|Brett Schofield, Ph.D.
Assistant Professor of Biology
Hometown: I was born in Provo, Utah, went to college in Portland, Ore., and did my Ph.D. in Berkeley, Calif.
Year you joined the INBRE program: I started mentoring INBRE Scholars in 2017, and eventually took over as the INBRE campus representative and steering committee member in 2018. Finally, I became a DRPP investigator in 2020.
Research focus? I use fluorescence microscopy to study the physical factors that influence gene regulation such as the organization and compaction of DNA.
Goal of your research? To understand how the organization of DNA impacts gene regulation.
Your research will make a difference because? Gene regulation is a fundamental requirement of life. It allows a cell to respond to its environment, to communicate, and to exhibit specialized functions.

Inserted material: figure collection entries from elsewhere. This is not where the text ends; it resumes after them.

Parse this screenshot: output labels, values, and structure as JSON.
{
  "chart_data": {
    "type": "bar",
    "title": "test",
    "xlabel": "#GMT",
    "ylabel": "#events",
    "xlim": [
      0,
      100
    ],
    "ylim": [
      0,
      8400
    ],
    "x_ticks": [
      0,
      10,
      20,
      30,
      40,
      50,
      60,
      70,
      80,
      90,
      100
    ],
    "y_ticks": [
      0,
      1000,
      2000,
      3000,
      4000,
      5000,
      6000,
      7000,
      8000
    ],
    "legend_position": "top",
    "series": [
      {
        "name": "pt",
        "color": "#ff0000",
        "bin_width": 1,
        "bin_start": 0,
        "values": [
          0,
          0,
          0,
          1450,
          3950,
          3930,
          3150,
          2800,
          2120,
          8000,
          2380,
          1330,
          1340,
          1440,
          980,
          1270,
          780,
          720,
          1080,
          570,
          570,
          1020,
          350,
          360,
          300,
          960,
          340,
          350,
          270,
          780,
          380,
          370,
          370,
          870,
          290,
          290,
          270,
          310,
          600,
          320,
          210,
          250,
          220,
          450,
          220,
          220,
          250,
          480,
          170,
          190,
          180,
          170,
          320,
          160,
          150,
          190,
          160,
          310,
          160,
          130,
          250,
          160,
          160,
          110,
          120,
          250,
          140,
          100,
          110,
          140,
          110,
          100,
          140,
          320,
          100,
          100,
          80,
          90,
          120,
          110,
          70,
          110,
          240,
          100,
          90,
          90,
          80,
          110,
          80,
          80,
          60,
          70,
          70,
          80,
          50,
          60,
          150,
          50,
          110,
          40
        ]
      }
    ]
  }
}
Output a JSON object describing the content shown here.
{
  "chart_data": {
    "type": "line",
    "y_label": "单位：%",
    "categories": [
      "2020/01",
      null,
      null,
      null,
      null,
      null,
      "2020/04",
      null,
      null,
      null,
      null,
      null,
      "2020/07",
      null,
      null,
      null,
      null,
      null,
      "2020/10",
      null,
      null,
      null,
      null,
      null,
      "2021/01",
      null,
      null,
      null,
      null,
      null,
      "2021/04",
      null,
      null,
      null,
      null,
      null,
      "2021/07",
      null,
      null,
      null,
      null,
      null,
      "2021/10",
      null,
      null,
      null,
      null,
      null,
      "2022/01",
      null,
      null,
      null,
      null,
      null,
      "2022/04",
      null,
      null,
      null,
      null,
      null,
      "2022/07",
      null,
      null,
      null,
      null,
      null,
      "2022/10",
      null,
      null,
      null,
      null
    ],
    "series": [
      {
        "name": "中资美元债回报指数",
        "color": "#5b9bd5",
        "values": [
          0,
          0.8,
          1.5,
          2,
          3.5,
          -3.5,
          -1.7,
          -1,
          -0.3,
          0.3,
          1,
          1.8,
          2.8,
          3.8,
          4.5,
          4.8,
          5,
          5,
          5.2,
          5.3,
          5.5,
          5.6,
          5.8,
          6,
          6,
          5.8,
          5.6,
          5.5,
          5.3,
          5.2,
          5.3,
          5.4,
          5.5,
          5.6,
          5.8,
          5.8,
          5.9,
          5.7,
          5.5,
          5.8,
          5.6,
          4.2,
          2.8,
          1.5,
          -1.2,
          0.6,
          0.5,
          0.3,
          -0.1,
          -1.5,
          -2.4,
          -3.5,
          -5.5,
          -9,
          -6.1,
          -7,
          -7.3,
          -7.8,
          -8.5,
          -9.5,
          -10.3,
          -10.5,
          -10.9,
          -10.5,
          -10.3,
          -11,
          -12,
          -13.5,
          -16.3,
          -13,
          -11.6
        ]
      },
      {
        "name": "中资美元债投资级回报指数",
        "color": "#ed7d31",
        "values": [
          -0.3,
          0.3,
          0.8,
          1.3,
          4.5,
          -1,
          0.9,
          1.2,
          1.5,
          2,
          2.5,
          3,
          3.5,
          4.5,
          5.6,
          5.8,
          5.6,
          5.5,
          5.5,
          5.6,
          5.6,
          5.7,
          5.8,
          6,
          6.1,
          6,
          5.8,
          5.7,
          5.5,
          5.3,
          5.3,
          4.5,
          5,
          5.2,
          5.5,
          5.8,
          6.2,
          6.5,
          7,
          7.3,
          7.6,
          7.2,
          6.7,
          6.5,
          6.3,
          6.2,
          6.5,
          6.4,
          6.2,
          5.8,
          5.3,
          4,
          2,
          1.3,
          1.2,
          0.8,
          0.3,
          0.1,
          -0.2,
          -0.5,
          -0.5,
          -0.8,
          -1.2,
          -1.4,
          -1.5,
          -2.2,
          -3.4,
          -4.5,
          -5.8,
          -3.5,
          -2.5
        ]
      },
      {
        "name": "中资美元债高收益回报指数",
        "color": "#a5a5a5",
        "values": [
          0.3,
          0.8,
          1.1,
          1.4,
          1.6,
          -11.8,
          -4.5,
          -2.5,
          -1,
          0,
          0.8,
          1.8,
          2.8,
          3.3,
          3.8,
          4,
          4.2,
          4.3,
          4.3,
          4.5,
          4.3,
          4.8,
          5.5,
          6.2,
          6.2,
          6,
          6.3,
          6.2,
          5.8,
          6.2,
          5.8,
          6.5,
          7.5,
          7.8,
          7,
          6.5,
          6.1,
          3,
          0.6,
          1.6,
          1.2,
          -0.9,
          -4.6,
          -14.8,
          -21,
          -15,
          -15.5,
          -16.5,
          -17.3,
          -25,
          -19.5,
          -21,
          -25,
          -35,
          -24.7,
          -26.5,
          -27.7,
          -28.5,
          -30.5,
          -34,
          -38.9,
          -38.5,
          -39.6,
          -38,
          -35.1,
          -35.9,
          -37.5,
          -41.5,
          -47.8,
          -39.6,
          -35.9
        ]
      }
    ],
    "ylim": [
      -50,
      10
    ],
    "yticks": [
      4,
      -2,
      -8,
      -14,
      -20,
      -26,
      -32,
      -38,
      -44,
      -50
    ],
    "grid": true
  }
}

Misregulation of genes can have dramatic consequences including transforming a normal cell into a cancer cell. Understanding cancer requires us to understand how gene regulation normally works and how these processes fail.
Why is it important to mentor undergraduate students? Since Doane University does not have graduate students, the research in my lab is entirely driven by undergraduates who I closely mentor. I consider research to be an integral part of a scientific education because it teaches critical thinking skills by demonstrating how science is actually conducted. Classroom science presents us with a solved world where everything is already known. Research reminds us that this worldview is illusory and that there is far more to learn than is already known.
Three things people may not know about you. What my students find most surprising about me is that I am a published designer of board games and that I mentor new game designers online. In many ways, game design has become my main creative outlet. Anyone interested in how board games get published should feel free to reach out to me!